Publication Type:Journal Article
Keywords: VP2 protein; antigen epitope; bluetongue virus serotype 8; monoclonal antibody
From: Chinese Journal of Biotechnology 2017;33(8):1244-1252
CountryChina
Language:Chinese
Abstract: To confirm the B cell epitope recognized by monoclonal antibody (MAb) 3G11 of bluetongue virus type 8 (BTV-8) VP2 protein prepared in our laboratory, antigen epitopes recognized by 3G11 were screened and identified by phage display technology.
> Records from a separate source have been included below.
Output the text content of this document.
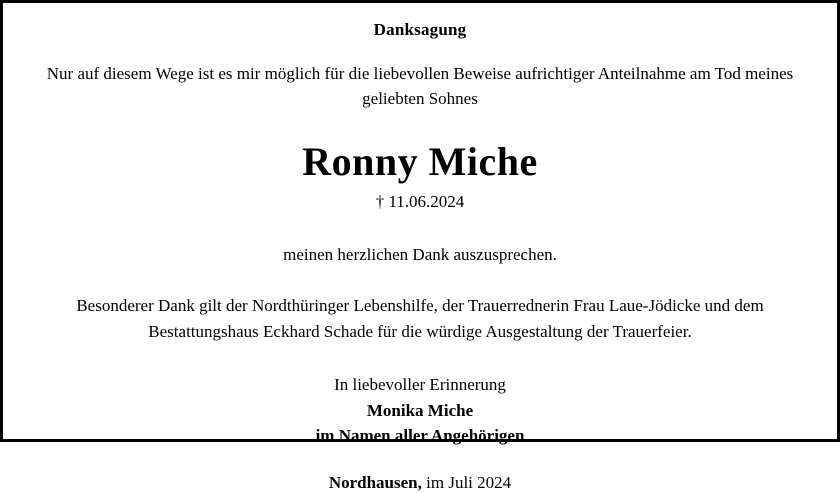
Danksagung
Nur auf diesem Wege ist es mir möglich für die liebevollen Beweise aufrichtiger Anteilnahme am Tod meines
geliebten Sohnes
Ronny Miche
† 11.06.2024
meinen herzlichen Dank auszusprechen.
Besonderer Dank gilt der Nordthüringer Lebenshilfe, der Trauerrednerin Frau Laue-Jödicke und dem
Bestattungshaus Eckhard Schade für die würdige Ausgestaltung der Trauerfeier.
In liebevoller Erinnerung
Monika Miche
im Namen aller Angehörigen
Nordhausen, im Juli 2024
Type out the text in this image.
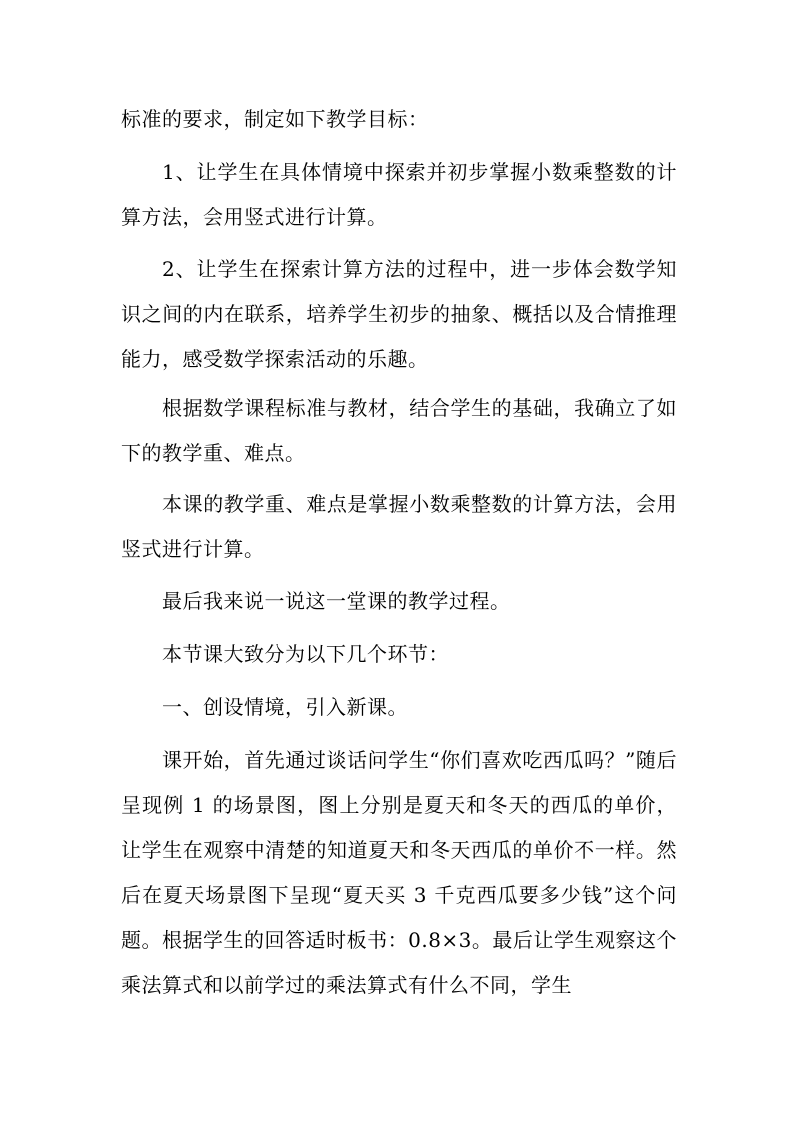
标准的要求，制定如下教学目标：

1、让学生在具体情境中探索并初步掌握小数乘整数的计算方法，会用竖式进行计算。

2、让学生在探索计算方法的过程中，进一步体会数学知识之间的内在联系，培养学生初步的抽象、概括以及合情推理能力，感受数学探索活动的乐趣。

根据数学课程标准与教材，结合学生的基础，我确立了如下的教学重、难点。

本课的教学重、难点是掌握小数乘整数的计算方法，会用竖式进行计算。

最后我来说一说这一堂课的教学过程。

本节课大致分为以下几个环节：

一、创设情境，引入新课。

课开始，首先通过谈话问学生“你们喜欢吃西瓜吗？”随后呈现例 1 的场景图，图上分别是夏天和冬天的西瓜的单价，让学生在观察中清楚的知道夏天和冬天西瓜的单价不一样。然后在夏天场景图下呈现“夏天买 3 千克西瓜要多少钱”这个问题。根据学生的回答适时板书：0.8×3。最后让学生观察这个乘法算式和以前学过的乘法算式有什么不同，学生
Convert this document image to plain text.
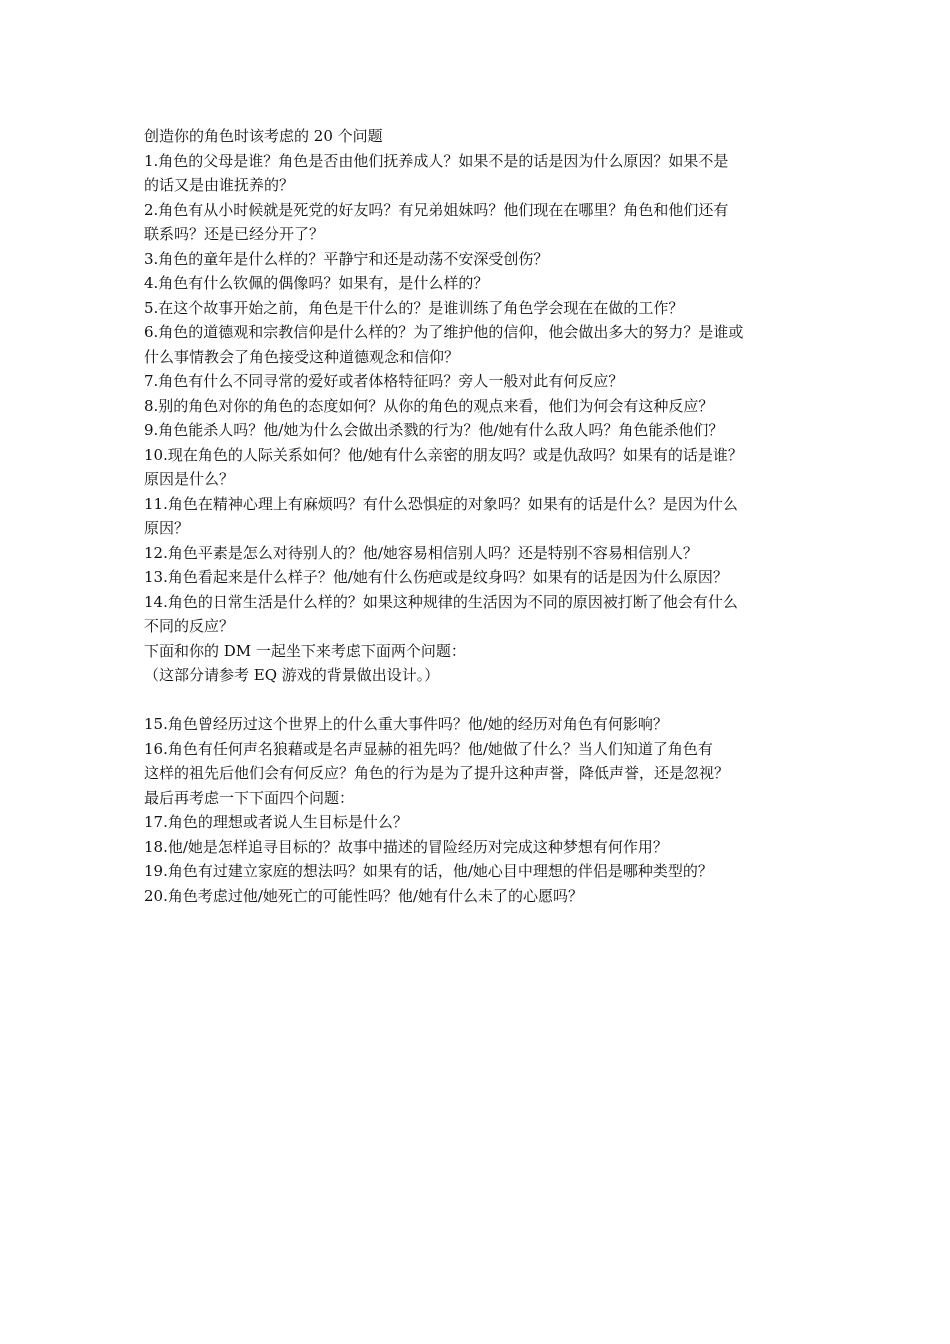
创造你的角色时该考虑的 20 个问题
1.角色的父母是谁？角色是否由他们抚养成人？如果不是的话是因为什么原因？如果不是
的话又是由谁抚养的？
2.角色有从小时候就是死党的好友吗？有兄弟姐妹吗？他们现在在哪里？角色和他们还有
联系吗？还是已经分开了？
3.角色的童年是什么样的？平静宁和还是动荡不安深受创伤？
4.角色有什么钦佩的偶像吗？如果有，是什么样的？
5.在这个故事开始之前，角色是干什么的？是谁训练了角色学会现在在做的工作？
6.角色的道德观和宗教信仰是什么样的？为了维护他的信仰，他会做出多大的努力？是谁或
什么事情教会了角色接受这种道德观念和信仰？
7.角色有什么不同寻常的爱好或者体格特征吗？旁人一般对此有何反应？
8.别的角色对你的角色的态度如何？从你的角色的观点来看，他们为何会有这种反应？
9.角色能杀人吗？他/她为什么会做出杀戮的行为？他/她有什么敌人吗？角色能杀他们？
10.现在角色的人际关系如何？他/她有什么亲密的朋友吗？或是仇敌吗？如果有的话是谁？
原因是什么？
11.角色在精神心理上有麻烦吗？有什么恐惧症的对象吗？如果有的话是什么？是因为什么
原因？
12.角色平素是怎么对待别人的？他/她容易相信别人吗？还是特别不容易相信别人？
13.角色看起来是什么样子？他/她有什么伤疤或是纹身吗？如果有的话是因为什么原因？
14.角色的日常生活是什么样的？如果这种规律的生活因为不同的原因被打断了他会有什么
不同的反应？
下面和你的 DM 一起坐下来考虑下面两个问题：
（这部分请参考 EQ 游戏的背景做出设计。）
15.角色曾经历过这个世界上的什么重大事件吗？他/她的经历对角色有何影响？
16.角色有任何声名狼藉或是名声显赫的祖先吗？他/她做了什么？当人们知道了角色有
这样的祖先后他们会有何反应？角色的行为是为了提升这种声誉，降低声誉，还是忽视？
最后再考虑一下下面四个问题：
17.角色的理想或者说人生目标是什么？
18.他/她是怎样追寻目标的？故事中描述的冒险经历对完成这种梦想有何作用？
19.角色有过建立家庭的想法吗？如果有的话，他/她心目中理想的伴侣是哪种类型的？
20.角色考虑过他/她死亡的可能性吗？他/她有什么未了的心愿吗？
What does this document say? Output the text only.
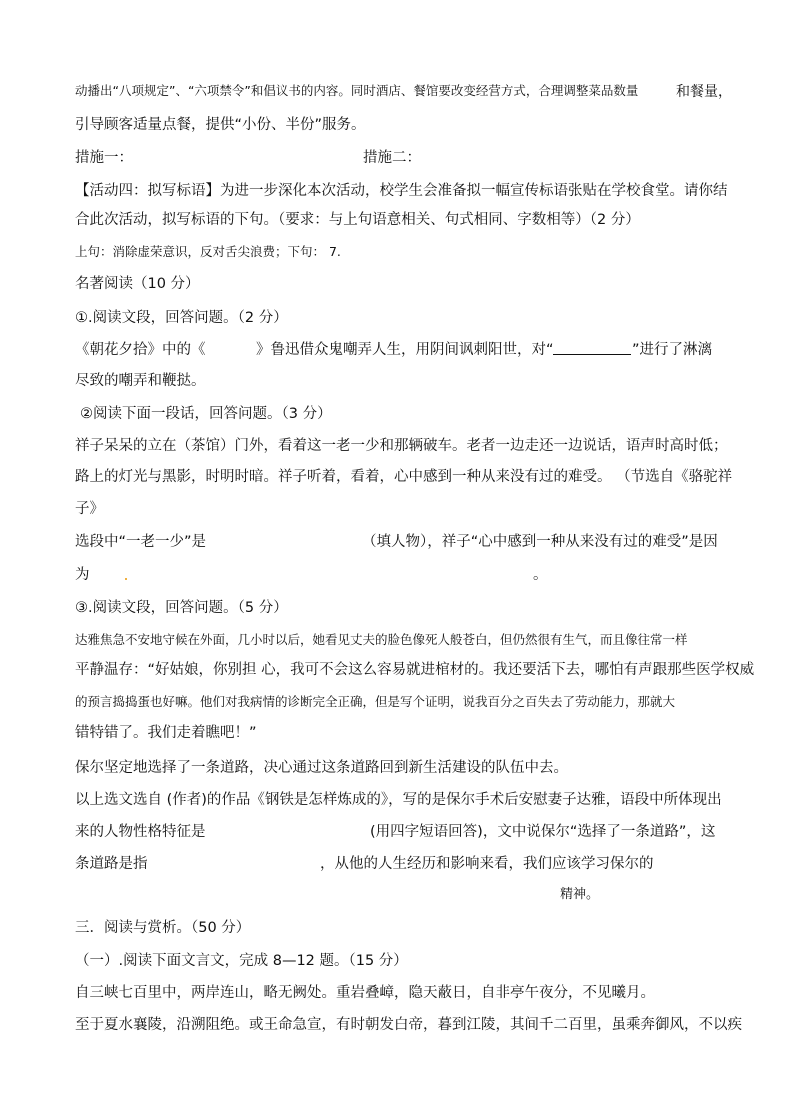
动播出“八项规定”、“六项禁令”和倡议书的内容。同时酒店、餐馆要改变经营方式，合理调整菜品数量	和餐量，
引导顾客适量点餐，提供“小份、半份”服务。
措施一：	措施二：
【活动四：拟写标语】为进一步深化本次活动，校学生会准备拟一幅宣传标语张贴在学校食堂。请你结
合此次活动，拟写标语的下句。（要求：与上句语意相关、句式相同、字数相等）（2 分）
上句：消除虚荣意识，反对舌尖浪费；下句： 7.
名著阅读（10 分）
①.阅读文段，回答问题。（2 分）
《朝花夕拾》中的《	》鲁迅借众鬼嘲弄人生，用阴间讽刺阳世，对“	”进行了淋漓
尽致的嘲弄和鞭挞。
②阅读下面一段话，回答问题。（3 分）
祥子呆呆的立在（茶馆）门外，看着这一老一少和那辆破车。老者一边走还一边说话，语声时高时低；
路上的灯光与黑影，时明时暗。祥子听着，看着，心中感到一种从来没有过的难受。 （节选自《骆驼祥
子》
选段中“一老一少”是	（填人物），祥子“心中感到一种从来没有过的难受”是因
为	。
③.阅读文段，回答问题。（5 分）
达雅焦急不安地守候在外面，几小时以后，她看见丈夫的脸色像死人般苍白，但仍然很有生气，而且像往常一样
平静温存：“好姑娘，你别担 心，我可不会这么容易就进棺材的。我还要活下去，哪怕有声跟那些医学权威
的预言捣捣蛋也好嘛。他们对我病情的诊断完全正确，但是写个证明，说我百分之百失去了劳动能力，那就大
错特错了。我们走着瞧吧！”
保尔坚定地选择了一条道路，决心通过这条道路回到新生活建设的队伍中去。
以上选文选自 (作者)的作品《钢铁是怎样炼成的》，写的是保尔手术后安慰妻子达雅，语段中所体现出
来的人物性格特征是	(用四字短语回答)，文中说保尔“选择了一条道路”，这
条道路是指	，从他的人生经历和影响来看，我们应该学习保尔的
精神。
三．阅读与赏析。（50 分）
（一）.阅读下面文言文，完成 8—12 题。（15 分）
自三峡七百里中，两岸连山，略无阙处。重岩叠嶂，隐天蔽日，自非亭午夜分，不见曦月。
至于夏水襄陵，沿溯阻绝。或王命急宣，有时朝发白帝，暮到江陵，其间千二百里，虽乘奔御风，不以疾
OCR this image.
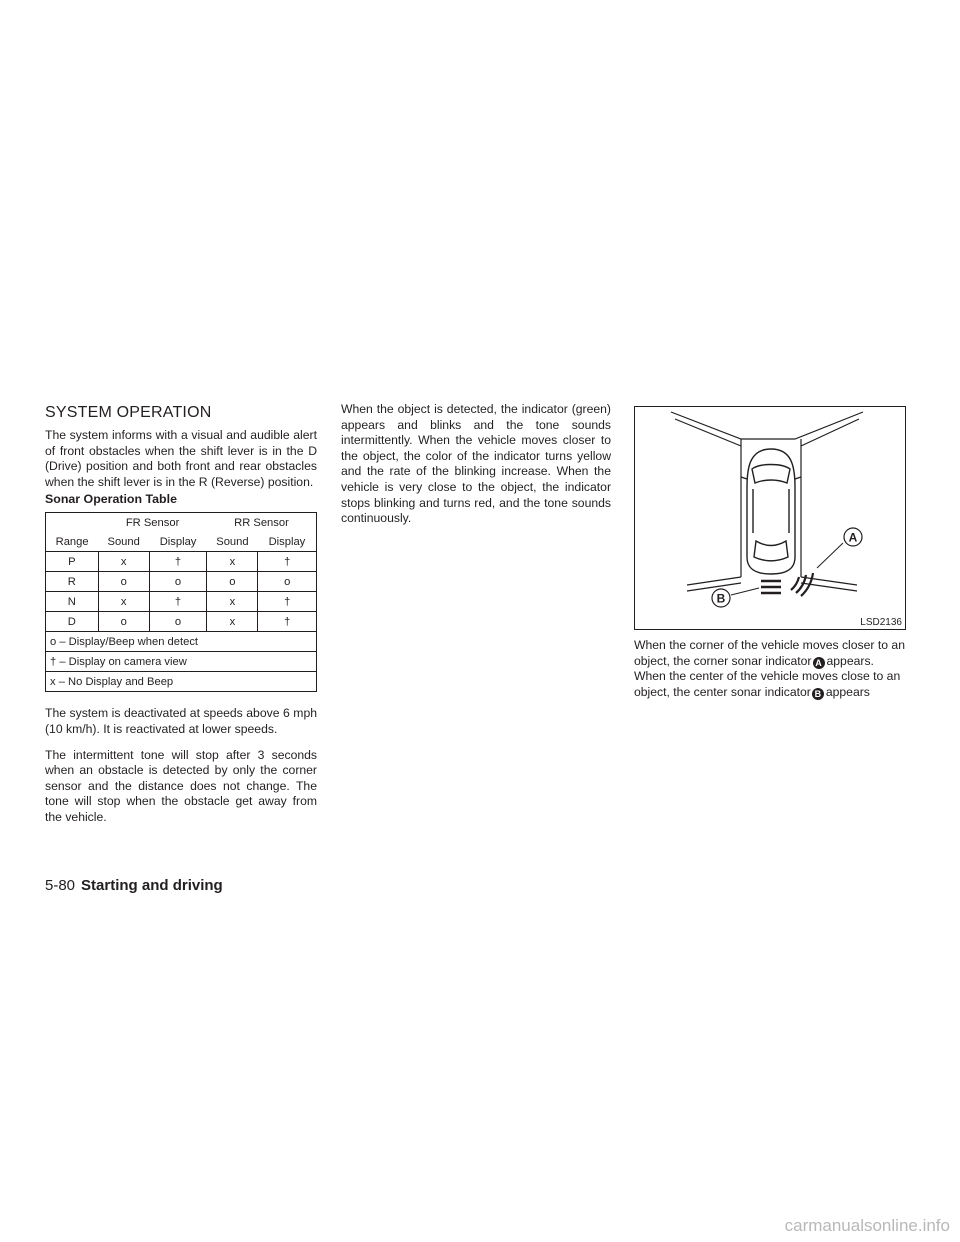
SYSTEM OPERATION

The system informs with a visual and audible alert of front obstacles when the shift lever is in the D (Drive) position and both front and rear obstacles when the shift lever is in the R (Reverse) position.

Sonar Operation Table
	FR Sensor		RR Sensor	
Range	Sound	Display	Sound	Display
P	x	†	x	†
R	o	o	o	o
N	x	†	x	†
D	o	o	x	†
o – Display/Beep when detect				
† – Display on camera view				
x – No Display and Beep				

The system is deactivated at speeds above 6 mph (10 km/h). It is reactivated at lower speeds.

The intermittent tone will stop after 3 seconds when an obstacle is detected by only the corner sensor and the distance does not change. The tone will stop when the obstacle get away from the vehicle.

When the object is detected, the indicator (green) appears and blinks and the tone sounds intermittently. When the vehicle moves closer to the object, the color of the indicator turns yellow and the rate of the blinking increase. When the vehicle is very close to the object, the indicator stops blinking and turns red, and the tone sounds continuously.

A
B
LSD2136

When the corner of the vehicle moves closer to an object, the corner sonar indicator A appears. When the center of the vehicle moves close to an object, the center sonar indicator B appears

5-80 Starting and driving
carmanualsonline.info
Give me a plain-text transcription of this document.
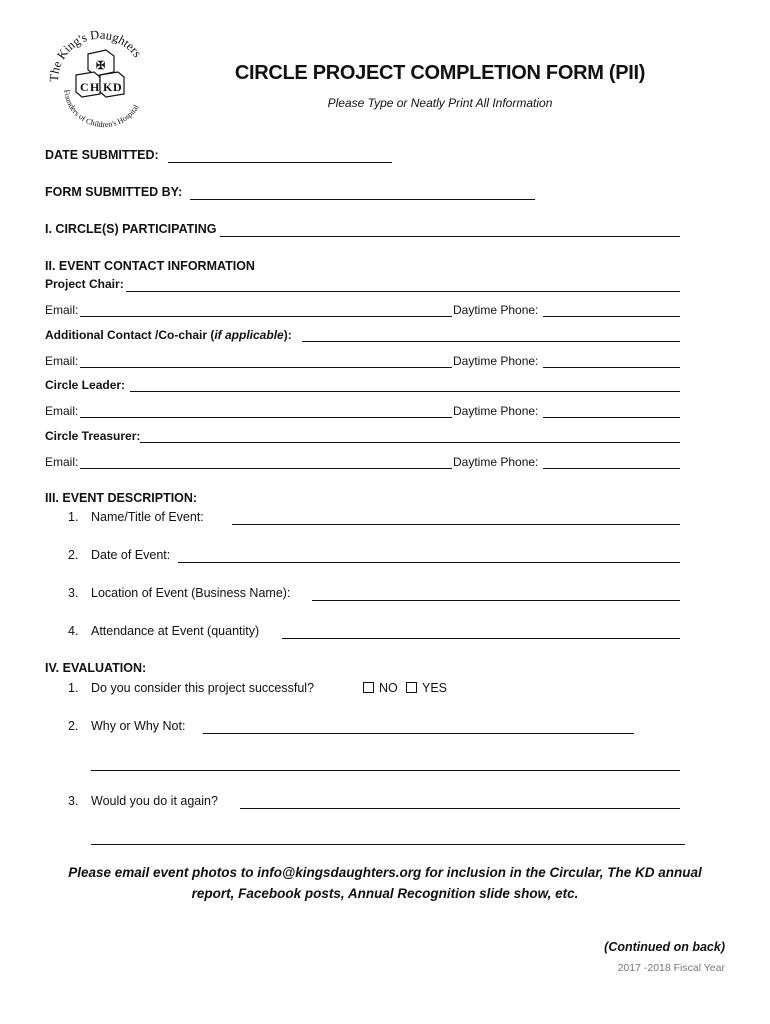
The King's Daughters
Founders of Children's Hospital
✠
C H K D
CIRCLE PROJECT COMPLETION FORM (PII)
Please Type or Neatly Print All Information
DATE SUBMITTED:
FORM SUBMITTED BY:
I. CIRCLE(S) PARTICIPATING
II. EVENT CONTACT INFORMATION
Project Chair:
Email:	Daytime Phone:
Additional Contact /Co-chair (if applicable):
Email:	Daytime Phone:
Circle Leader:
Email:	Daytime Phone:
Circle Treasurer:
Email:	Daytime Phone:
III. EVENT DESCRIPTION:
1. Name/Title of Event:
2. Date of Event:
3. Location of Event (Business Name):
4. Attendance at Event (quantity)
IV. EVALUATION:
1. Do you consider this project successful?	NO	YES
2. Why or Why Not:
3. Would you do it again?
Please email event photos to info@kingsdaughters.org for inclusion in the Circular, The KD annual
report, Facebook posts, Annual Recognition slide show, etc.
(Continued on back)
2017 -2018 Fiscal Year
KLLAT sequence was found by sequencing of blue spot after four rounds panning and 283LL284 of common short peptide sequence was obtained after comparison to amino acid sequence of BTV-8 VP2 protein. The peptide sequences KLLAA, KALAT, KLAAT and KLLAT were synthesized and identified by indirect ELISA. KLLAA and KLLAT bound strongly with supernatant and as cites of 3G11 cells and reacted specifically with BTV-8 positive standard sera. Further sequence analysis showed that amino acid sequence 283LL284 was conserved among different serotypes of BTV-8 strains, and283LL284 was the key amino acids of antigen epitopes recognized by 3G11. This study laid the foundation to establish type 8 BTV specific immunological detection methods.